Watermelon contains 92 percent water and most people are not aware that watermelon contains more for nutrition. The Department of Science and Technology’s (DoST’s) Food and Nutrition Research Institute (FNRI) proved that watermelon is a good source of vitamin A, which helps to maintain normal vision and helps keep skin and hair glossy, and promotes growth. It is also a good source of vitamin C which boosts the body’s ability to fight infection and helps keep gums healthy. It is an antioxidant which protects body cells from damage by free radicals. A cup or a slice of watermelon (i.e. 43 kilocalories) or about 140 grams gives 140 micrograms of betacarotene and 9.8 milligrams (mg) of vitamin C. This is based on the 13% of the Recommended Energy and Nutrient Intakes (RENI) of a typical adult.
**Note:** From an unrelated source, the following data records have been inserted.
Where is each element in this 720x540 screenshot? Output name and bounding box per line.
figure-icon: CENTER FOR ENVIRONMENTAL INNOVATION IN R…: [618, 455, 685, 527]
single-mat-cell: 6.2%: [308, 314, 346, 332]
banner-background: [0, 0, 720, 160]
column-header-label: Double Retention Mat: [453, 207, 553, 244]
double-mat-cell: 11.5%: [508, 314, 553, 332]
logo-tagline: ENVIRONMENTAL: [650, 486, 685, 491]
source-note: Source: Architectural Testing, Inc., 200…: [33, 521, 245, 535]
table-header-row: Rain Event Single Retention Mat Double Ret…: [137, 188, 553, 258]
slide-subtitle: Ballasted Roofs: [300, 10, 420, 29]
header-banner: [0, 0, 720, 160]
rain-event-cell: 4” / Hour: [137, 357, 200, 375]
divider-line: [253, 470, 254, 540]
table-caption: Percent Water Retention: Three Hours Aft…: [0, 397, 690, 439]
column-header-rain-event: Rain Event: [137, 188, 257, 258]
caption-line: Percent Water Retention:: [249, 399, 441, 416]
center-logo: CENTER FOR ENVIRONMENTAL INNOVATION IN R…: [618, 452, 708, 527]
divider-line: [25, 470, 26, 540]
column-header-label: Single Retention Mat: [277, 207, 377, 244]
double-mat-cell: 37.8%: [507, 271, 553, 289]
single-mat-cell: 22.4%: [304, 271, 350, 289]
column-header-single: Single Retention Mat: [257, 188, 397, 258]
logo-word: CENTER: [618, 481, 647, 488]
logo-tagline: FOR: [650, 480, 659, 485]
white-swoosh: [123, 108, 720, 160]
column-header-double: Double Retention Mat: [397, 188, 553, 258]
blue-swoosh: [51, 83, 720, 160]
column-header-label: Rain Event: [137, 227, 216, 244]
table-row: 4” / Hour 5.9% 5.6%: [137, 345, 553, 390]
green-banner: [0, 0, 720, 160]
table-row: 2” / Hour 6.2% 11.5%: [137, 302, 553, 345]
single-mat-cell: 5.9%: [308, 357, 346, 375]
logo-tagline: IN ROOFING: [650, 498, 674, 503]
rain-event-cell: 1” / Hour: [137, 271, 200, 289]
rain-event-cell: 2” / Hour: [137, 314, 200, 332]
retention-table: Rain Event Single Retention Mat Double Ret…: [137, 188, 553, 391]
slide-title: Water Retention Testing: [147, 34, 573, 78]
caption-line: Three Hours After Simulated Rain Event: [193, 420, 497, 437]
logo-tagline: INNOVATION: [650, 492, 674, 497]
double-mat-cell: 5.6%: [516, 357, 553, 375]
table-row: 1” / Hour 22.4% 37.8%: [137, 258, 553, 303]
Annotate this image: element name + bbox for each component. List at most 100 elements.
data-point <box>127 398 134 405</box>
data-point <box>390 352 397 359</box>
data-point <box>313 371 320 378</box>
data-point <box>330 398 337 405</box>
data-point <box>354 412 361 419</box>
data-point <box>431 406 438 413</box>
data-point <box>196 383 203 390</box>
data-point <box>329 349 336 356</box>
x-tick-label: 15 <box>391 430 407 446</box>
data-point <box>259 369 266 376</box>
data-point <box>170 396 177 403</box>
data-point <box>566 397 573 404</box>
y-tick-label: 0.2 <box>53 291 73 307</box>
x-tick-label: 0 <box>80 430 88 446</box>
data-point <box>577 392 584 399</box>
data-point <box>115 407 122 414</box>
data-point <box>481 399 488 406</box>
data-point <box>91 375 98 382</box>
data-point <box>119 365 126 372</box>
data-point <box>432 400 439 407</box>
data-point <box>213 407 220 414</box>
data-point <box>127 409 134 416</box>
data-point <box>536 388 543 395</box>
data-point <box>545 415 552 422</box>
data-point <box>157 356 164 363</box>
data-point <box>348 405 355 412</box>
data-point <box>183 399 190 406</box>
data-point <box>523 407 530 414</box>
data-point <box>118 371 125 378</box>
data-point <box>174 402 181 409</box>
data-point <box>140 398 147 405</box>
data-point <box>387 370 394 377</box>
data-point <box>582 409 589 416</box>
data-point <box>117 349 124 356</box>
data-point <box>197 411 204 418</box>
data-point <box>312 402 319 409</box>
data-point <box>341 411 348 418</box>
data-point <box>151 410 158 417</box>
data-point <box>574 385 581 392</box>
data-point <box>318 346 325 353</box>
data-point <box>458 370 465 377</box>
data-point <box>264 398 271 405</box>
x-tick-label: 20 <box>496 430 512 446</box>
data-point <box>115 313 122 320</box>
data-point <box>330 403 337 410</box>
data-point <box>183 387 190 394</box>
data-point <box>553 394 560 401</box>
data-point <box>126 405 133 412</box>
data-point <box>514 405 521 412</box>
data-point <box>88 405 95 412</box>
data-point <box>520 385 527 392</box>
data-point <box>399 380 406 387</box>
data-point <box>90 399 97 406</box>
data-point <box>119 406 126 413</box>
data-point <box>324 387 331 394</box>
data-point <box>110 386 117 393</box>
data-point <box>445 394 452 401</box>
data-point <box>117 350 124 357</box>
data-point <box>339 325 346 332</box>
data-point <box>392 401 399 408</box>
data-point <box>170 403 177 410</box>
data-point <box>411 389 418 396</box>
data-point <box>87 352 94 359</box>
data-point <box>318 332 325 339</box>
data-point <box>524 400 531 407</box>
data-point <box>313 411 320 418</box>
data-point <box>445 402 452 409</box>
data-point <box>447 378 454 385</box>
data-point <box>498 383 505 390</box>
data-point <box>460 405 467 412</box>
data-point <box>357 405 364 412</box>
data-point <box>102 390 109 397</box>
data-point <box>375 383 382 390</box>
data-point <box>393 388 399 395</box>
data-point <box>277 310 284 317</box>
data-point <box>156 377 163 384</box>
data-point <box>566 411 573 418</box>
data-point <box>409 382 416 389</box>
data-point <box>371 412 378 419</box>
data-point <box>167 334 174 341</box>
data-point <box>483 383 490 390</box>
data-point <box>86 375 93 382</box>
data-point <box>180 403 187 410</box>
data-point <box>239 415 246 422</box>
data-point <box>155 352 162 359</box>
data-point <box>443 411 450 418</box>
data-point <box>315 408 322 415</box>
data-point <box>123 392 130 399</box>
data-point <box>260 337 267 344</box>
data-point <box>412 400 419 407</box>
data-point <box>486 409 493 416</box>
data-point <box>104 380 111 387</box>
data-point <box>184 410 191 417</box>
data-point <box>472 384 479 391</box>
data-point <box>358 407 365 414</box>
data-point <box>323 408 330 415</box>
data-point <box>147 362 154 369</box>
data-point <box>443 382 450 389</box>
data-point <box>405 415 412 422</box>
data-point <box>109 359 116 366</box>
This functional food also contains lycopene, a powerful antioxidant that appears to help prevent heart illness. Based from associated study conducted by food scientists at the Florida State University (FSU) suggests that watermelon can indeed be a helpful natural weapon against prehypertension, a precursor to cardiovascular disease. According to FSU Assistant Professor Arturo Figueroa and Professor Bahram Arjmandi, when six grams of the amino acids L-citrulline/L-arginine from watermelon extract were administered daily for six weeks, there will be improved arterial function and lesser aortic blood pressure. The study was conducted in all nine of their prehypertensive subjects – four men and five postmenopausal women, ages 51 to 57.
FSU was the first to document improved aortic hemodynamics in prehypertensive but otherwise healthy middle-aged men and women receiving therapeutic doses of watermelon. The fruit’s vasodilatory effect may prevent prehypertension from making progress to full-blown hypertension, a major risk factor for heart attacks and strokes, so this wil reduce blood pressure.